Rascal Flatts singles chronology
| "Why Wait" (2010) | "I Won't Let Go" (2011) | "Easy" (2011) |

= I Won't Let Go (Rascal Flatts song) =

"I Won't Let Go" is a song written by Steve Robson and Jason Sellers and recorded by American country music group Rascal Flatts. It was released in January 2011 as the second single from the band's seventh studio album, Nothing Like This as well as their 28th single overall. The song received positive reviews from critics who praised Gary LeVox's vocal delivery. "I Won't Let Go" peaked at number 2 on the Billboard Hot Country Songs chart, number one on the Canadian country charts and number 31 on the Hot 100. The song was certified double Platinum by the Recording Industry Association of America (RIAA), denoting sales of over two million units in the country. It also managed to chart in Australia and Canada, peaking at numbers 39 and 68 respectively. The accompanying music video for the song was directed by Deaton-Flanigen Productions and is footage of a live performance.

==Content and writing==
Jason Sellers and Steve Robson wrote the song together. Robson had begun the song already when he and Sellers got together to write it. Sellers told Country Weekly that he thought Robson's existing lyrics were "inspired", and thought that he would write a song with an "uplifting lyric". He said they intentionally did not define the song's character, so that the message could be applicable in various situations: "This could be something you'd say to someone in the family that's a soldier, fighting overseas… or to your mom, dad, wife or husband[…] I felt it could also be God saying it to someone."

==Critical reception==

Michael McCall of Associated Press praised the song in his review of the album, saying that it "show[ed] a new maturity" and "showcases Gary LeVox's tenor." Writing for The 9513, C.M. Wilcox gave the song a "thumbs up". He thought that the lyrics were vague but said that the song was "beautifully executed", also praising Gary LeVox's voice. Matt Bjorke of Roughstock gave it four stars out of five, saying, "this ‘power ballad’ showcases off the better parts of Gary LeVox’s singing style as he sings the melody of the lyric in a soft, tender tenor that is often the best pocket of his voice and while he does some vocal runs throughout the song, he sings this song in a tone that suits him the best." Ben Foster of "The 1-to-10 Country Music Review" gave it five stars out of ten, saying, "their performance is solid, and the harmonies are there, so "I Won't Let Go" is easy on the ears."

Professional ratings
Review scores
| Source | Rating |
| The 9513 | (Thumbs Up) |
| Roughstock | Star |
| The 1-to-10 Country Music Review | Star |

==Music video==
The music video was directed by Deaton-Flanigen Productions and premiered in early 2011. It is footage of a live performance.

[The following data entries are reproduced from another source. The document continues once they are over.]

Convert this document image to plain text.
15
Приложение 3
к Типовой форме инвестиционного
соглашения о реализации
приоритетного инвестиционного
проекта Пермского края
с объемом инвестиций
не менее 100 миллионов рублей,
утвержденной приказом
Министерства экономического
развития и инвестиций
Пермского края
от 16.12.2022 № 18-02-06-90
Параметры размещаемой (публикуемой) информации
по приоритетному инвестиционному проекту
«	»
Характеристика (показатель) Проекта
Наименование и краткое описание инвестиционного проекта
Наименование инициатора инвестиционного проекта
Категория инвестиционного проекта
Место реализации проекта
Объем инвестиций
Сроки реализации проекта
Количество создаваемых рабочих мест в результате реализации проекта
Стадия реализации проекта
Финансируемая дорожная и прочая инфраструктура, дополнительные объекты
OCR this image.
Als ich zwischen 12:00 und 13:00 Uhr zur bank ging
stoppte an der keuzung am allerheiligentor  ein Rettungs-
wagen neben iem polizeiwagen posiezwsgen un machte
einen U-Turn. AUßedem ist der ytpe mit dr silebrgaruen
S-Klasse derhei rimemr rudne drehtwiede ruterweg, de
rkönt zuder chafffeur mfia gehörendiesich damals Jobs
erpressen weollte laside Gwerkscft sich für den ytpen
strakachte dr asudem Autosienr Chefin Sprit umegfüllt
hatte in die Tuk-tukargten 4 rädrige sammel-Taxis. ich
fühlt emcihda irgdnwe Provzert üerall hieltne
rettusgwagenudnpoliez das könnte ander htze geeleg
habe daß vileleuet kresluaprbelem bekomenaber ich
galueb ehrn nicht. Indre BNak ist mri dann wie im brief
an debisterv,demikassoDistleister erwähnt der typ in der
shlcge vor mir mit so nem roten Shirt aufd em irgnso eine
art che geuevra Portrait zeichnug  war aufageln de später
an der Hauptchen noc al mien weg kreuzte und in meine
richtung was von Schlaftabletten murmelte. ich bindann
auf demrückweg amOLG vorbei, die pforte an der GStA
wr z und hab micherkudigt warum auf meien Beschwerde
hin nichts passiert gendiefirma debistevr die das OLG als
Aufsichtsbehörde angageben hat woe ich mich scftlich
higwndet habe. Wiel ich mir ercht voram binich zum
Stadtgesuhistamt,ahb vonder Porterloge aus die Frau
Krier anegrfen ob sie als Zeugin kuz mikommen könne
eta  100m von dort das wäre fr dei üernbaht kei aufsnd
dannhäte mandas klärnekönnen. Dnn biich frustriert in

==Appearances in popular culture==
In 2018, the World Wide Fund for Nature (WWF) use the song in a TV commercial focused on the plight of the Snow leopard.

==Charts==

=== Weekly charts ===

| Chart (2011) | Peak position |
|---|---|
| Australia (ARIA) | 68 |
| US Hot Country Songs (Billboard) | 2 |
| Canada Country (Billboard) | 1 |
| US Billboard Hot 100 | 31 |
| Canada Hot 100 (Billboard) | 39 |

===Year-end charts===

| Chart (2011) | Position |
|---|---|
| US Country Songs (Billboard) | 28 |
| US Country Digital Songs (Billboard) | 20 |
| US Ringtones (Billboard) | 50 |

== Certifications ==

| Region | Certification | Certified units/sales |
| United States (RIAA) | 2× Platinum | 2,000,000^{‡} |
^{‡} Sales+streaming figures based on certification alone.